The French Minister of Culture has annonced a major climbdown over volunteer involvement in cultural and musical shows. The government wanted to bring in a law outlawing the presence of more than 15% voluntary involvement in popular festivals and shows.

This would have meant curtains for the popular Inter-Celtic festival in Lorient which annually includes 10,000 folk musicians, none of them paid. It would also have destroyed the Vendée's proudest cultural event, the Puy du Fou evening show, which tells France's story throughout the ages, including the civil war of 1793-96, and includes 3,200 volunteer actors.

Threatened with a demonstration of force from the feisty 'chouans' of Brittany and Vendee, the government has backed down.

The voluntary sector in France lives in constant threat of persecution from a State that is historically allergic to any kind of private philanthropy. For example, there are laws that prevent schools, religious orders and others from benefitting from private wills!
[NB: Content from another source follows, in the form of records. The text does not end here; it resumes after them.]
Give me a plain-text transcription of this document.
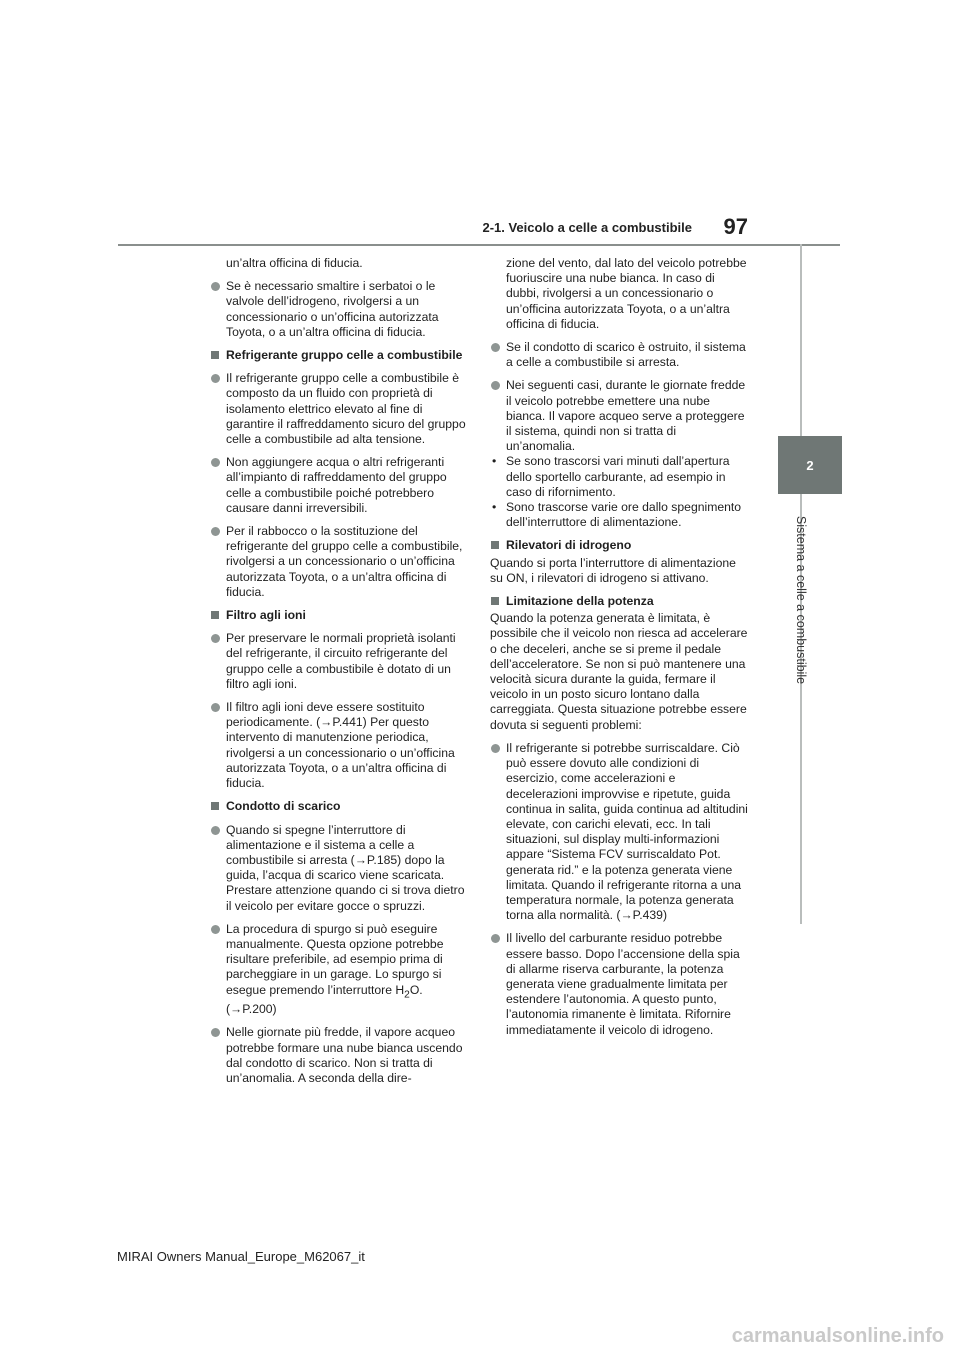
97
2-1. Veicolo a celle a combustibile
2
Sistema a celle a combustibile
un’altra officina di fiducia.
Se è necessario smaltire i serbatoi o le valvole dell’idrogeno, rivolgersi a un concessionario o un’officina autorizzata Toyota, o a un’altra officina di fiducia.
Refrigerante gruppo celle a combustibile
Il refrigerante gruppo celle a combustibile è composto da un fluido con proprietà di isolamento elettrico elevato al fine di garantire il raffreddamento sicuro del gruppo celle a combustibile ad alta tensione.
Non aggiungere acqua o altri refrigeranti all’impianto di raffreddamento del gruppo celle a combustibile poiché potrebbero causare danni irreversibili.
Per il rabbocco o la sostituzione del refrigerante del gruppo celle a combustibile, rivolgersi a un concessionario o un’officina autorizzata Toyota, o a un’altra officina di fiducia.
Filtro agli ioni
Per preservare le normali proprietà isolanti del refrigerante, il circuito refrigerante del gruppo celle a combustibile è dotato di un filtro agli ioni.
Il filtro agli ioni deve essere sostituito periodicamente. (→P.441) Per questo intervento di manutenzione periodica, rivolgersi a un concessionario o un’officina autorizzata Toyota, o a un’altra officina di fiducia.
Condotto di scarico
Quando si spegne l’interruttore di alimentazione e il sistema a celle a combustibile si arresta (→P.185) dopo la guida, l’acqua di scarico viene scaricata. Prestare attenzione quando ci si trova dietro il veicolo per evitare gocce o spruzzi.
La procedura di spurgo si può eseguire manualmente. Questa opzione potrebbe risultare preferibile, ad esempio prima di parcheggiare in un garage. Lo spurgo si esegue premendo l’interruttore $H_2O$. (→P.200)
Nelle giornate più fredde, il vapore acqueo potrebbe formare una nube bianca uscendo dal condotto di scarico. Non si tratta di un’anomalia. A seconda della dire-
zione del vento, dal lato del veicolo potrebbe fuoriuscire una nube bianca. In caso di dubbi, rivolgersi a un concessionario o un’officina autorizzata Toyota, o a un’altra officina di fiducia.
Se il condotto di scarico è ostruito, il sistema a celle a combustibile si arresta.
Nei seguenti casi, durante le giornate fredde il veicolo potrebbe emettere una nube bianca. Il vapore acqueo serve a proteggere il sistema, quindi non si tratta di un’anomalia.
• Se sono trascorsi vari minuti dall’apertura dello sportello carburante, ad esempio in caso di rifornimento.
• Sono trascorse varie ore dallo spegnimento dell’interruttore di alimentazione.
Rilevatori di idrogeno
Quando si porta l’interruttore di alimentazione su ON, i rilevatori di idrogeno si attivano.
Limitazione della potenza
Quando la potenza generata è limitata, è possibile che il veicolo non riesca ad accelerare o che deceleri, anche se si preme il pedale dell’acceleratore. Se non si può mantenere una velocità sicura durante la guida, fermare il veicolo in un posto sicuro lontano dalla carreggiata. Questa situazione potrebbe essere dovuta si seguenti problemi:
Il refrigerante si potrebbe surriscaldare. Ciò può essere dovuto alle condizioni di esercizio, come accelerazioni e decelerazioni improvvise e ripetute, guida continua in salita, guida continua ad altitudini elevate, con carichi elevati, ecc. In tali situazioni, sul display multi-informazioni appare “Sistema FCV surriscaldato Pot. generata rid.” e la potenza generata viene limitata. Quando il refrigerante ritorna a una temperatura normale, la potenza generata torna alla normalità. (→P.439)
Il livello del carburante residuo potrebbe essere basso. Dopo l’accensione della spia di allarme riserva carburante, la potenza generata viene gradualmente limitata per estendere l’autonomia. A questo punto, l’autonomia rimanente è limitata. Rifornire immediatamente il veicolo di idrogeno.
MIRAI Owners Manual_Europe_M62067_it
carmanualsonline.info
And, in theory, no-one is allowed to do any kind of voluntary work whatsoever, unless it is totally spontaneous and without 'subordination' to a timetable and a boss. (So, in theory Oxfam shops, where little old ladies turn up every morning at 9 o'clock to sort old clothes and drink cups of tea, would be impossible in the land of 'Liberté, Egalité, Fraternité'.)

Of course, voluntary work exists, but at any moment, the civil servants can - on a whim - decide to turn nasty and start criminalising football clubs, cycle clubs, schools, summer camps and the like. It is an incredibly hypocritical situation, because the state itself uses voluntary labour (without specific legislation to allow it) in contravention of this principle. My favourite example is the 'SOS Voyageurs' office in the station at Lyon. Provided by the SNCF, the state railway company, this an office, entirely staffed by volunteers (with opening hours, policies, etc). It provides assistance to lost or distressed travellers, a service which one would have thought was the job of SNCF's own staff.

In education, there are thousands of volunteers, particularly in Catholic schools. And from my own knowledge and experience, it seems to me that an odd thing is happening: the government (or at least the President) on the one hand is encouraging private charitable initiatives (in the way Thatcher did in the UK), while the old Republican guard of the civil service is trying to kill them off.

Much of the fear of the voluntary sector has to do with the old Republican fear of Catholic Rome. Perhaps the visit of Benedict XVI will do something to heal this old wound.